Increasing security for Single Page Applications
Gary Archer, Product marketing Engineer at Curity, gives us insights into User Experience (UX) and Security on web pages.
The internet age has ensured we are spoilt for choice with cutting-edge technology, web speed, and accessibility. With so many options available, fast and reliable web pages are expected for most users online. And why shouldn’t they be? If competitors can deliver a fast and responsive platform for users to access their products or services, then so can you.
Lagging web pages can be the source of mounting frustrations, customer dissatisfaction, a poor brand image, and for some, clicking off from the website altogether. The attention economy has made a frictionless online experience a requirement of modern internet usage. You can’t let your company fall at the first hurdle before customers have had a chance to look at what is on offer.
Single Page Applications (SPAs) have become the most popular way to create websites that feel faster for the end-user without hitting the server every time a user interacts with an application. The speed of a website is part of the best User Experience (UX). Developers have control over browser behavior and are responsible for improving UX. Using modern technologies such as React helps and leads to a good developer experience.
Shifting away from the traditional cookie-based approach, SPAs have no dedicated backend and instead use access tokens to call APIs on behalf of an authenticated user and return the relevant data. SPAs have played a pivotal role in improving the customer experience by ensuring that websites are highly responsive to end-user actions. However, the shift from handling authorization with cookies to access tokens has severe security implications.
First and foremost, the frontend code operates in an insecure environment: a user’s browser.
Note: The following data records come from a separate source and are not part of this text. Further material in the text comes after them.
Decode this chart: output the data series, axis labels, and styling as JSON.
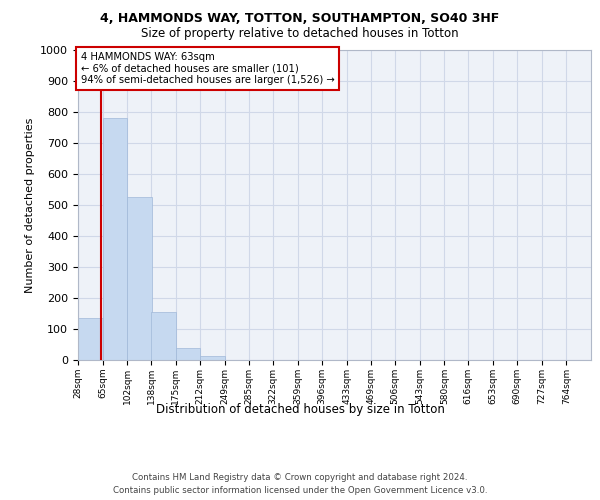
{
  "title1": "4, HAMMONDS WAY, TOTTON, SOUTHAMPTON, SO40 3HF",
  "title2": "Size of property relative to detached houses in Totton",
  "xlabel": "Distribution of detached houses by size in Totton",
  "ylabel": "Number of detached properties",
  "bin_edges": [
    28,
    65,
    102,
    138,
    175,
    212,
    249,
    285,
    322,
    359,
    396,
    433,
    469,
    506,
    543,
    580,
    616,
    653,
    690,
    727,
    764
  ],
  "bar_heights": [
    135,
    780,
    525,
    155,
    40,
    12,
    0,
    0,
    0,
    0,
    0,
    0,
    0,
    0,
    0,
    0,
    0,
    0,
    0,
    0
  ],
  "bar_color": "#c6d9f0",
  "bar_edge_color": "#a0b8d8",
  "property_size": 63,
  "property_label": "4 HAMMONDS WAY: 63sqm",
  "annotation_line1": "← 6% of detached houses are smaller (101)",
  "annotation_line2": "94% of semi-detached houses are larger (1,526) →",
  "vline_color": "#cc0000",
  "annotation_box_edge_color": "#cc0000",
  "ylim": [
    0,
    1000
  ],
  "yticks": [
    0,
    100,
    200,
    300,
    400,
    500,
    600,
    700,
    800,
    900,
    1000
  ],
  "grid_color": "#d0d8e8",
  "background_color": "#eef2f8",
  "footer1": "Contains HM Land Registry data © Crown copyright and database right 2024.",
  "footer2": "Contains public sector information licensed under the Open Government Licence v3.0."
}
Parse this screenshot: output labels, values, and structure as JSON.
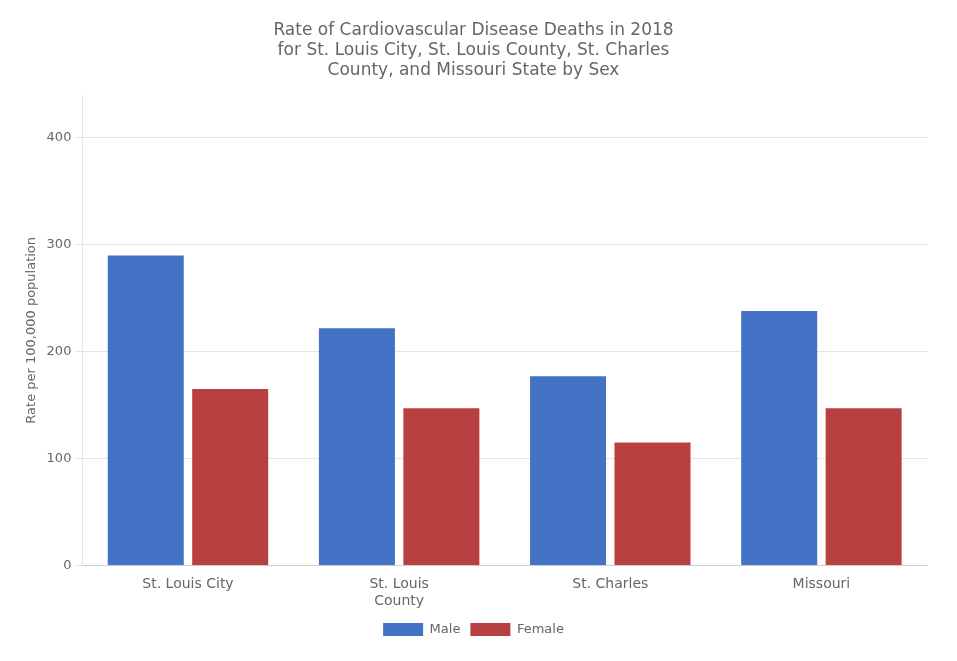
{
  "chart_data": {
    "type": "bar",
    "title": "Rate of Cardiovascular Disease Deaths in 2018\nfor St. Louis City, St. Louis County, St. Charles\nCounty, and Missouri State by Sex",
    "categories": [
      "St. Louis City",
      "St. Louis\nCounty",
      "St. Charles",
      "Missouri"
    ],
    "series": [
      {
        "name": "Male",
        "color": "#4472C4",
        "values": [
          290,
          222,
          177,
          238
        ]
      },
      {
        "name": "Female",
        "color": "#B94040",
        "values": [
          165,
          147,
          115,
          147
        ]
      }
    ],
    "ylabel": "Rate per 100,000 population",
    "ylim": [
      0,
      440
    ],
    "yticks": [
      0,
      100,
      200,
      300,
      400
    ],
    "grid": true,
    "legend": "bottom"
  }
}
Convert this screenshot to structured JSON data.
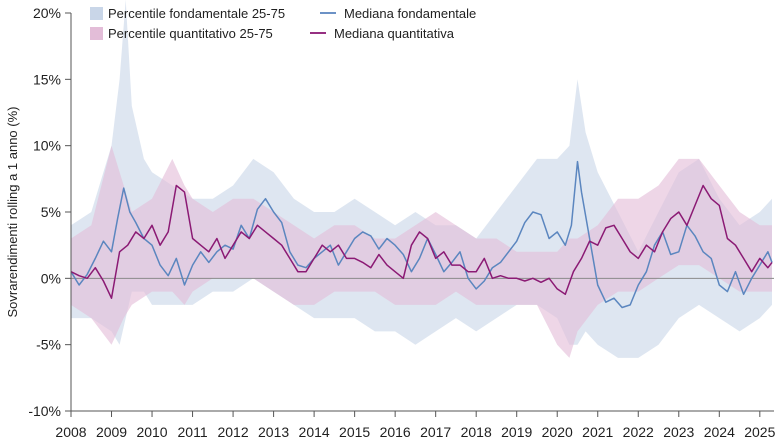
{
  "chart_data": {
    "type": "area",
    "title": "",
    "xlabel": "",
    "ylabel": "Sovrarendimenti rolling a 1 anno (%)",
    "xlim": [
      2008.0,
      2025.35
    ],
    "ylim": [
      -10,
      20
    ],
    "x_ticks": [
      "2008",
      "2009",
      "2010",
      "2011",
      "2012",
      "2013",
      "2014",
      "2015",
      "2016",
      "2017",
      "2018",
      "2019",
      "2020",
      "2021",
      "2022",
      "2023",
      "2024",
      "2025"
    ],
    "y_ticks": [
      {
        "value": 20,
        "label": "20%"
      },
      {
        "value": 15,
        "label": "15%"
      },
      {
        "value": 10,
        "label": "10%"
      },
      {
        "value": 5,
        "label": "5%"
      },
      {
        "value": 0,
        "label": "0%"
      },
      {
        "value": -5,
        "label": "-5%"
      },
      {
        "value": -10,
        "label": "-10%"
      }
    ],
    "legend": {
      "position": "top-left",
      "items": [
        {
          "label": "Percentile fondamentale 25-75",
          "kind": "band",
          "color": "#c9d6e8"
        },
        {
          "label": "Mediana fondamentale",
          "kind": "line",
          "color": "#5b86bf"
        },
        {
          "label": "Percentile quantitativo 25-75",
          "kind": "band",
          "color": "#e3bdd8"
        },
        {
          "label": "Mediana quantitativa",
          "kind": "line",
          "color": "#8b1a74"
        }
      ]
    },
    "series": [
      {
        "name": "Percentile fondamentale 25-75",
        "kind": "band",
        "color": "#c9d6e8",
        "x": [
          2008.0,
          2008.5,
          2009.0,
          2009.2,
          2009.35,
          2009.5,
          2009.8,
          2010.0,
          2010.5,
          2011.0,
          2011.5,
          2012.0,
          2012.5,
          2013.0,
          2013.5,
          2014.0,
          2014.5,
          2015.0,
          2015.5,
          2016.0,
          2016.5,
          2017.0,
          2017.5,
          2018.0,
          2018.5,
          2019.0,
          2019.5,
          2020.0,
          2020.3,
          2020.5,
          2020.7,
          2021.0,
          2021.5,
          2022.0,
          2022.5,
          2023.0,
          2023.5,
          2024.0,
          2024.5,
          2025.0,
          2025.3
        ],
        "upper": [
          4,
          5,
          10,
          15,
          21,
          13,
          9,
          8,
          7,
          6,
          6,
          7,
          9,
          8,
          6,
          5,
          5,
          6,
          5,
          4,
          5,
          4,
          4,
          3,
          5,
          7,
          9,
          9,
          10,
          15,
          11,
          8,
          5,
          2,
          5,
          8,
          9,
          6,
          4,
          5,
          6
        ],
        "lower": [
          -3,
          -3,
          -4,
          -5,
          -3,
          -1,
          -1,
          -2,
          -2,
          -2,
          -1,
          -1,
          0,
          -1,
          -2,
          -3,
          -3,
          -3,
          -4,
          -4,
          -5,
          -4,
          -3,
          -4,
          -3,
          -2,
          -2,
          -3,
          -5,
          -5,
          -4,
          -5,
          -6,
          -6,
          -5,
          -3,
          -2,
          -3,
          -4,
          -3,
          -2
        ]
      },
      {
        "name": "Percentile quantitativo 25-75",
        "kind": "band",
        "color": "#e3bdd8",
        "x": [
          2008.0,
          2008.5,
          2009.0,
          2009.3,
          2009.5,
          2010.0,
          2010.5,
          2010.8,
          2011.0,
          2011.5,
          2012.0,
          2012.5,
          2013.0,
          2013.5,
          2014.0,
          2014.5,
          2015.0,
          2015.5,
          2016.0,
          2016.5,
          2017.0,
          2017.5,
          2018.0,
          2018.5,
          2019.0,
          2019.5,
          2020.0,
          2020.3,
          2020.5,
          2021.0,
          2021.5,
          2022.0,
          2022.5,
          2023.0,
          2023.5,
          2024.0,
          2024.5,
          2025.0,
          2025.3
        ],
        "upper": [
          3,
          4,
          10,
          7,
          5,
          6,
          9,
          7,
          6,
          5,
          6,
          6,
          5,
          4,
          3,
          4,
          4,
          3,
          3,
          4,
          5,
          4,
          3,
          3,
          2,
          2,
          2,
          3,
          3,
          4,
          6,
          6,
          7,
          9,
          9,
          7,
          5,
          4,
          4
        ],
        "lower": [
          -2,
          -3,
          -5,
          -3,
          -2,
          -1,
          -1,
          -2,
          -1,
          0,
          0,
          0,
          -1,
          -2,
          -2,
          -1,
          -1,
          -1,
          -2,
          -2,
          -2,
          -1,
          -2,
          -2,
          -2,
          -2,
          -5,
          -6,
          -4,
          -2,
          -1,
          -1,
          0,
          1,
          1,
          0,
          -1,
          -1,
          -1
        ]
      },
      {
        "name": "Mediana fondamentale",
        "kind": "line",
        "color": "#5b86bf",
        "x": [
          2008.0,
          2008.2,
          2008.4,
          2008.6,
          2008.8,
          2009.0,
          2009.15,
          2009.3,
          2009.45,
          2009.6,
          2009.8,
          2010.0,
          2010.2,
          2010.4,
          2010.6,
          2010.8,
          2011.0,
          2011.2,
          2011.4,
          2011.6,
          2011.8,
          2012.0,
          2012.2,
          2012.4,
          2012.6,
          2012.8,
          2013.0,
          2013.2,
          2013.4,
          2013.6,
          2013.8,
          2014.0,
          2014.2,
          2014.4,
          2014.6,
          2014.8,
          2015.0,
          2015.2,
          2015.4,
          2015.6,
          2015.8,
          2016.0,
          2016.2,
          2016.4,
          2016.6,
          2016.8,
          2017.0,
          2017.2,
          2017.4,
          2017.6,
          2017.8,
          2018.0,
          2018.2,
          2018.4,
          2018.6,
          2018.8,
          2019.0,
          2019.2,
          2019.4,
          2019.6,
          2019.8,
          2020.0,
          2020.2,
          2020.35,
          2020.5,
          2020.6,
          2020.8,
          2021.0,
          2021.2,
          2021.4,
          2021.6,
          2021.8,
          2022.0,
          2022.2,
          2022.4,
          2022.6,
          2022.8,
          2023.0,
          2023.2,
          2023.4,
          2023.6,
          2023.8,
          2024.0,
          2024.2,
          2024.4,
          2024.6,
          2024.8,
          2025.0,
          2025.2,
          2025.3
        ],
        "y": [
          0.5,
          -0.5,
          0.3,
          1.5,
          2.8,
          2.0,
          4.5,
          6.8,
          5.0,
          4.2,
          3.0,
          2.5,
          1.0,
          0.2,
          1.5,
          -0.5,
          1.0,
          2.0,
          1.2,
          2.0,
          2.5,
          2.2,
          4.0,
          3.0,
          5.2,
          6.0,
          5.0,
          4.2,
          2.0,
          1.0,
          0.8,
          1.5,
          2.0,
          2.5,
          1.0,
          2.0,
          3.0,
          3.5,
          3.2,
          2.2,
          3.0,
          2.5,
          1.8,
          0.5,
          1.5,
          3.0,
          1.8,
          0.5,
          1.2,
          2.0,
          0.0,
          -0.8,
          -0.2,
          0.8,
          1.2,
          2.0,
          2.8,
          4.2,
          5.0,
          4.8,
          3.0,
          3.5,
          2.5,
          4.0,
          8.8,
          6.5,
          3.0,
          -0.5,
          -1.8,
          -1.5,
          -2.2,
          -2.0,
          -0.5,
          0.5,
          2.5,
          3.5,
          1.8,
          2.0,
          4.0,
          3.2,
          2.0,
          1.5,
          -0.5,
          -1.0,
          0.5,
          -1.2,
          0.0,
          1.0,
          2.0,
          1.2
        ]
      },
      {
        "name": "Mediana quantitativa",
        "kind": "line",
        "color": "#8b1a74",
        "x": [
          2008.0,
          2008.2,
          2008.4,
          2008.6,
          2008.8,
          2009.0,
          2009.2,
          2009.4,
          2009.6,
          2009.8,
          2010.0,
          2010.2,
          2010.4,
          2010.6,
          2010.8,
          2011.0,
          2011.2,
          2011.4,
          2011.6,
          2011.8,
          2012.0,
          2012.2,
          2012.4,
          2012.6,
          2012.8,
          2013.0,
          2013.2,
          2013.4,
          2013.6,
          2013.8,
          2014.0,
          2014.2,
          2014.4,
          2014.6,
          2014.8,
          2015.0,
          2015.2,
          2015.4,
          2015.6,
          2015.8,
          2016.0,
          2016.2,
          2016.4,
          2016.6,
          2016.8,
          2017.0,
          2017.2,
          2017.4,
          2017.6,
          2017.8,
          2018.0,
          2018.2,
          2018.4,
          2018.6,
          2018.8,
          2019.0,
          2019.2,
          2019.4,
          2019.6,
          2019.8,
          2020.0,
          2020.2,
          2020.4,
          2020.6,
          2020.8,
          2021.0,
          2021.2,
          2021.4,
          2021.6,
          2021.8,
          2022.0,
          2022.2,
          2022.4,
          2022.6,
          2022.8,
          2023.0,
          2023.2,
          2023.4,
          2023.6,
          2023.8,
          2024.0,
          2024.2,
          2024.4,
          2024.6,
          2024.8,
          2025.0,
          2025.2,
          2025.3
        ],
        "y": [
          0.5,
          0.2,
          0.0,
          0.8,
          -0.2,
          -1.5,
          2.0,
          2.5,
          3.5,
          3.0,
          4.0,
          2.5,
          3.5,
          7.0,
          6.5,
          3.0,
          2.5,
          2.0,
          3.0,
          1.5,
          2.5,
          3.5,
          3.0,
          4.0,
          3.5,
          3.0,
          2.5,
          1.5,
          0.5,
          0.5,
          1.5,
          2.5,
          2.0,
          2.5,
          1.5,
          1.5,
          1.2,
          0.8,
          1.8,
          1.0,
          0.5,
          0.0,
          2.5,
          3.5,
          3.0,
          1.5,
          2.0,
          1.0,
          1.0,
          0.5,
          0.5,
          1.5,
          0.0,
          0.2,
          0.0,
          0.0,
          -0.2,
          0.0,
          -0.3,
          0.0,
          -0.8,
          -1.2,
          0.5,
          1.5,
          2.8,
          2.5,
          3.8,
          4.0,
          3.0,
          2.0,
          1.5,
          2.5,
          2.0,
          3.5,
          4.5,
          5.0,
          4.0,
          5.5,
          7.0,
          6.0,
          5.5,
          3.0,
          2.5,
          1.5,
          0.5,
          1.5,
          0.8,
          1.2
        ]
      }
    ]
  }
}
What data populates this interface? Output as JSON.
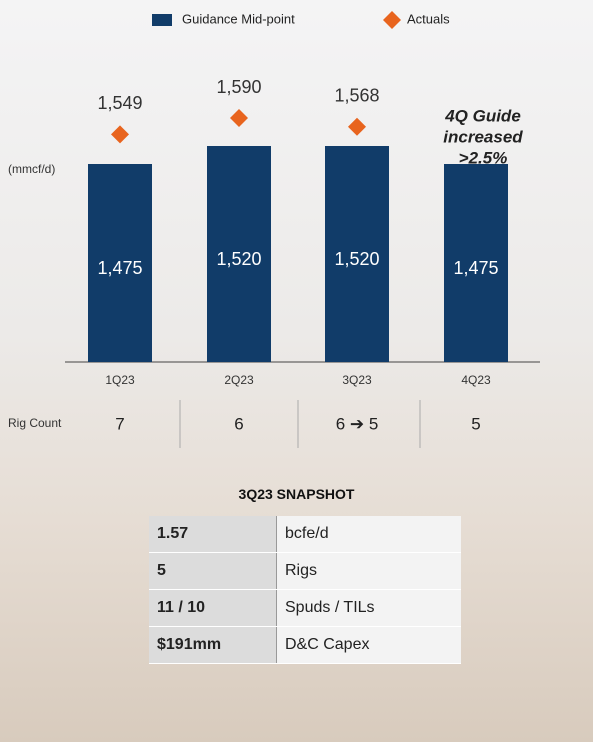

SPAs often possess a refresh token that grants offline access to a user’s resources and can obtain new access tokens without interaction from the user. As these credentials are readable by the SPA, they are vulnerable to Cross-Site Scripting (XSS) attacks, which can have dangerous repercussions – with attackers gaining access to users’ personal data and functionalities not normally accessible through the user interface. As the online data pool grows and hackers become more sophisticated, security must be taken seriously to protect customers’ information and businesses’ reputations.
However, designing security solutions for SPAs is no easy feat. As well as the strongest browser security and simple and reliable code, software developers must consider delivering the best user experience – wrapping all this into a solution that can be deployed anywhere. The SPA’s web content can be deployed to many global locations via a Content Delivery Network (CDN). Web content is then reasonably close geographically to all users so that web downloads are faster.
The current best practice is for SPAs to protect tokens from malicious code. There are other ways to do this, but using tokens in the browser is perceived as less secure. Tokens can be protected by adding a backend component to handle tokens and issue secure cookies to the frontend – often referred to as a Backend for Frontend (BFF) approach.
Many developers use website stacks with a ‘web backend’ that both serves static content and writes secure cookies – which, in principle, solves the security problem. However, website stacks simply aren’t designed for the separation of Web and API concerns that SPAs are characterized by.
The Token Handler Pattern is a modern evolution of BFF, where OpenID Connect security is implemented in an API-driven manner. Using this approach, all communication from the SPA to the Authorisation Server goes through the token handler.
This eliminates the need for tokens to reach the SPA, with the token handler instead issuing session cookies to the SPA. The cookies are used during requests to APIs and are exchanged for an access token, preferably by a dedicated plugin in the API gateway, so that the API code is kept simple. As the token handler code is not available in the browser, it can act as a confidential client for the SPA, further increasing the security of token issuance.
The result? The Token Handler Pattern provides SPAs with a level of security similar to regular web apps without the need for a cumbersome backend to process it. This provides peace of mind while maintaining the all-important customer experience benefits that SPAs are cherished for. And the token handler approach is really flexible: implementation can be stateful or stateless, with the option of token handler components being deployed in different ways to suit individual websites.
Users will not accept sluggish web pages in this day and age. We have established that speed is super important in staying competitive online. However, it should never be prioritized ahead of security. When users entrust businesses with protected personal information, they expect their data to be protected in the best way possible. With no current method for browsers to store tokens securely, it is best for them to be left out of browsers altogether for the time being. Cookies and sessions must be brought back, but we must do this in a more dynamic way – which is precisely what the Token Handler Pattern brings to the table. Technology develops rapidly, but this is the best solution at our disposal until our browsers can become more secure.